A agenda inclui ainda, entre outras coisas, um pacote de medidas que, baseada na igualdade de género, estabelece discriminação positiva, por exemplo, na seleção para cargos, nomeadamente no estrangeiro, criando um desequilíbrio favorável às mulheres, com base na ladainha fantasiosa da vitimização. O resultado vai ser mau para o espírito de corpo e para a coesão das Forças Armadas, potenciando clivagens assentes no género que não existem presentemente.

Estas medidas corroem e põem em causa os princípios fundamentais em que assenta a organização militar, nomeadamente o espírito de corpo, uma condição básica e essencial para o seu bom funcionamento. Estas lucubrações são a antecâmara para outros grupos (ciganos, africanos, asiáticos, muçulmanos, homossexuais, etc.) reclamarem um tratamento de exceção. Um dia destes teremos os PIGFA a reclamar o estabelecimento de quotas de género no ingresso às escolas militares, e na estrutura superior das Forças Armadas. A falta de senso não tem limites. Como alguém já fez saber, “isto é só o início”.

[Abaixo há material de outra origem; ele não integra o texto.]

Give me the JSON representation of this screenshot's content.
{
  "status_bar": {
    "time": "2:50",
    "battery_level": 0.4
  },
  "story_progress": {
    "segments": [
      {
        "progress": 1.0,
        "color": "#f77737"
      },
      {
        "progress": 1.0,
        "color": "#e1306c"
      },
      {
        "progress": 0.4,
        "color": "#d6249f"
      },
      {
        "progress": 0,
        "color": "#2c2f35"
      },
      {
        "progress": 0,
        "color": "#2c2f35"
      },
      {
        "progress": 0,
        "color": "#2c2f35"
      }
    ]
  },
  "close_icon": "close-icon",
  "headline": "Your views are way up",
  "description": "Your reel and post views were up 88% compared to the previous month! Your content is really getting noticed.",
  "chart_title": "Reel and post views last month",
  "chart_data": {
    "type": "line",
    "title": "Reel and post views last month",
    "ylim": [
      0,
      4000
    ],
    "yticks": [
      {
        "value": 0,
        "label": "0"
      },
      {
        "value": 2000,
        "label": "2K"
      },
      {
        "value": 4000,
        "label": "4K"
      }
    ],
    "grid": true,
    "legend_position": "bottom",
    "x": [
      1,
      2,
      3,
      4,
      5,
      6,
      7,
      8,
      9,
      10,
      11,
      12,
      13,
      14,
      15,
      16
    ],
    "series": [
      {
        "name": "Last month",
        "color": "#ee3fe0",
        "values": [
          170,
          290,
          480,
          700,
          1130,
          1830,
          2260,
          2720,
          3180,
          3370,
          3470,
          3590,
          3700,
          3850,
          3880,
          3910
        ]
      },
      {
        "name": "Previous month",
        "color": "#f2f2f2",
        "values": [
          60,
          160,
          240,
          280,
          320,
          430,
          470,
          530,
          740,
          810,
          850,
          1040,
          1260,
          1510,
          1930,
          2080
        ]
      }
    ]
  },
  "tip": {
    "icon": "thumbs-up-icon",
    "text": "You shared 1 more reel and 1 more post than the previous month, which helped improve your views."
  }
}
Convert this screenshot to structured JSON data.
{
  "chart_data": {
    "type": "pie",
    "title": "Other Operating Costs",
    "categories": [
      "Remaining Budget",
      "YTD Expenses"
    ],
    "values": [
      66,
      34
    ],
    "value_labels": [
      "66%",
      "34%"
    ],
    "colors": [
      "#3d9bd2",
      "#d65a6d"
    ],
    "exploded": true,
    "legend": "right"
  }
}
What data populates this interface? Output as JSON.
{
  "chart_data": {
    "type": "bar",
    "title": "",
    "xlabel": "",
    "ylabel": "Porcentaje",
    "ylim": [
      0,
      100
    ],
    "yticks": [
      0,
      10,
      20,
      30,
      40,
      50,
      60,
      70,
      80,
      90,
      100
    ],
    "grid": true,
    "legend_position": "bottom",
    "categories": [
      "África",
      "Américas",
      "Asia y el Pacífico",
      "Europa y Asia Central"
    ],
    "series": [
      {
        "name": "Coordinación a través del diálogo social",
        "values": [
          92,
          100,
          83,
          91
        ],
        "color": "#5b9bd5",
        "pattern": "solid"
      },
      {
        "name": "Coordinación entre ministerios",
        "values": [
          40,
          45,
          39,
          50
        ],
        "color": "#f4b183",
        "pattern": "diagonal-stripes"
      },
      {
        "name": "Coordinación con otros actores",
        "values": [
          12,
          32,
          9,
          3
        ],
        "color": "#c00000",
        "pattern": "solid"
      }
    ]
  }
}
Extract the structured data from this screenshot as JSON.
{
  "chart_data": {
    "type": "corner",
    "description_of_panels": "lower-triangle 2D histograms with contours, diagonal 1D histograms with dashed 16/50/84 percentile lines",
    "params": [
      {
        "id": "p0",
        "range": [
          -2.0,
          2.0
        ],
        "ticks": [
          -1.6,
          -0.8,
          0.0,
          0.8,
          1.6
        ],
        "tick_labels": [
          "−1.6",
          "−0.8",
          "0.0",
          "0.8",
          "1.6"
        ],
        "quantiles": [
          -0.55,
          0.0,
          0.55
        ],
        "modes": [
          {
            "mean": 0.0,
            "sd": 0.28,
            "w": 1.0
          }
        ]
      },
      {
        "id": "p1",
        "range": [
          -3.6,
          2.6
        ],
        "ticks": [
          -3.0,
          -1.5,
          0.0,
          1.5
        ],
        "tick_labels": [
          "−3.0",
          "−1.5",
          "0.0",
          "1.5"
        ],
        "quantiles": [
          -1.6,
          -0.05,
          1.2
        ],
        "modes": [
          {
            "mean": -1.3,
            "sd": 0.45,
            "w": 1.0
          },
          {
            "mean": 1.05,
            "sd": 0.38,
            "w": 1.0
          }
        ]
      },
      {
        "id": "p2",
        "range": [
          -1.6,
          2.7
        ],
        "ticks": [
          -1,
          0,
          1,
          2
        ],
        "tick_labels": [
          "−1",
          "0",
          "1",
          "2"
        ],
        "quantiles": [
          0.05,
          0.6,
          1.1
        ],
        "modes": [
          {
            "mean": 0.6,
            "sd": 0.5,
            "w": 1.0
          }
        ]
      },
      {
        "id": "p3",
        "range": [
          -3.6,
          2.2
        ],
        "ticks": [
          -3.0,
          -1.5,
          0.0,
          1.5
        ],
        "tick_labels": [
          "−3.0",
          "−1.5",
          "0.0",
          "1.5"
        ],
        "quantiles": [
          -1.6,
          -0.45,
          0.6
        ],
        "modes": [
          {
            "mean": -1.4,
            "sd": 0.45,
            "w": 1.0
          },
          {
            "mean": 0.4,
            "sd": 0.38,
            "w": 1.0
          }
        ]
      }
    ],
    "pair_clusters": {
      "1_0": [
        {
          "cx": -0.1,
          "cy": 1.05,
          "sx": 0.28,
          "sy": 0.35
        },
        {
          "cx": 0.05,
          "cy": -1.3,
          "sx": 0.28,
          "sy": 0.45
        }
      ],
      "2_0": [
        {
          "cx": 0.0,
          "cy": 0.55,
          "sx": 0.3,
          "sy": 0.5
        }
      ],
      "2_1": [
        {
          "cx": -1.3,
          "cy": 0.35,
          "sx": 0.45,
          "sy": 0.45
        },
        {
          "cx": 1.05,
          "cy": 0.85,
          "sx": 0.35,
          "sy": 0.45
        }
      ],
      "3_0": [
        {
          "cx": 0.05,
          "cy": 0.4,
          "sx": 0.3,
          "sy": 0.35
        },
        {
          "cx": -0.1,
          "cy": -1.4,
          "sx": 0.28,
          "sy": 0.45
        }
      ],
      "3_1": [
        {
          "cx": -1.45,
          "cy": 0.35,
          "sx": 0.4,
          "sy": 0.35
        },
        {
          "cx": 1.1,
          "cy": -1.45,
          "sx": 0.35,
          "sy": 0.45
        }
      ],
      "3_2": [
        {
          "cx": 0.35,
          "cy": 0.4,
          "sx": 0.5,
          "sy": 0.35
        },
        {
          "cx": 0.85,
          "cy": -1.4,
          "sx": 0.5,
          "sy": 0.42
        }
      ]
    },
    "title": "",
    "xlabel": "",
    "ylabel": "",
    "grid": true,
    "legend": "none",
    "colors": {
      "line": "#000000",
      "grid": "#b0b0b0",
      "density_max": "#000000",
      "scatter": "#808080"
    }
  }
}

Dito isto, sou um defensor intransigente da presença de mulheres nas Forças Armadas e da salvaguarda dos seus direitos. O país não se pode dar ao luxo de desperdiçar o seu contributo, sobretudo quando as Forças Armadas deixaram de ser conscritas. Estarei na primeira linha desse combate. O que não podemos aceitar é a exacerbação e o enviesamento dos factos, e a criação de problemas inexistentes. A igualdade de género acontece quando não se pensa no género. Era para lá que caminhavam as FA, antes das polémicas (exteriores às FA) criadas pelos PIGFA. Uma sugestão ao MDN. Dedique-se a assuntos de defesa nacional.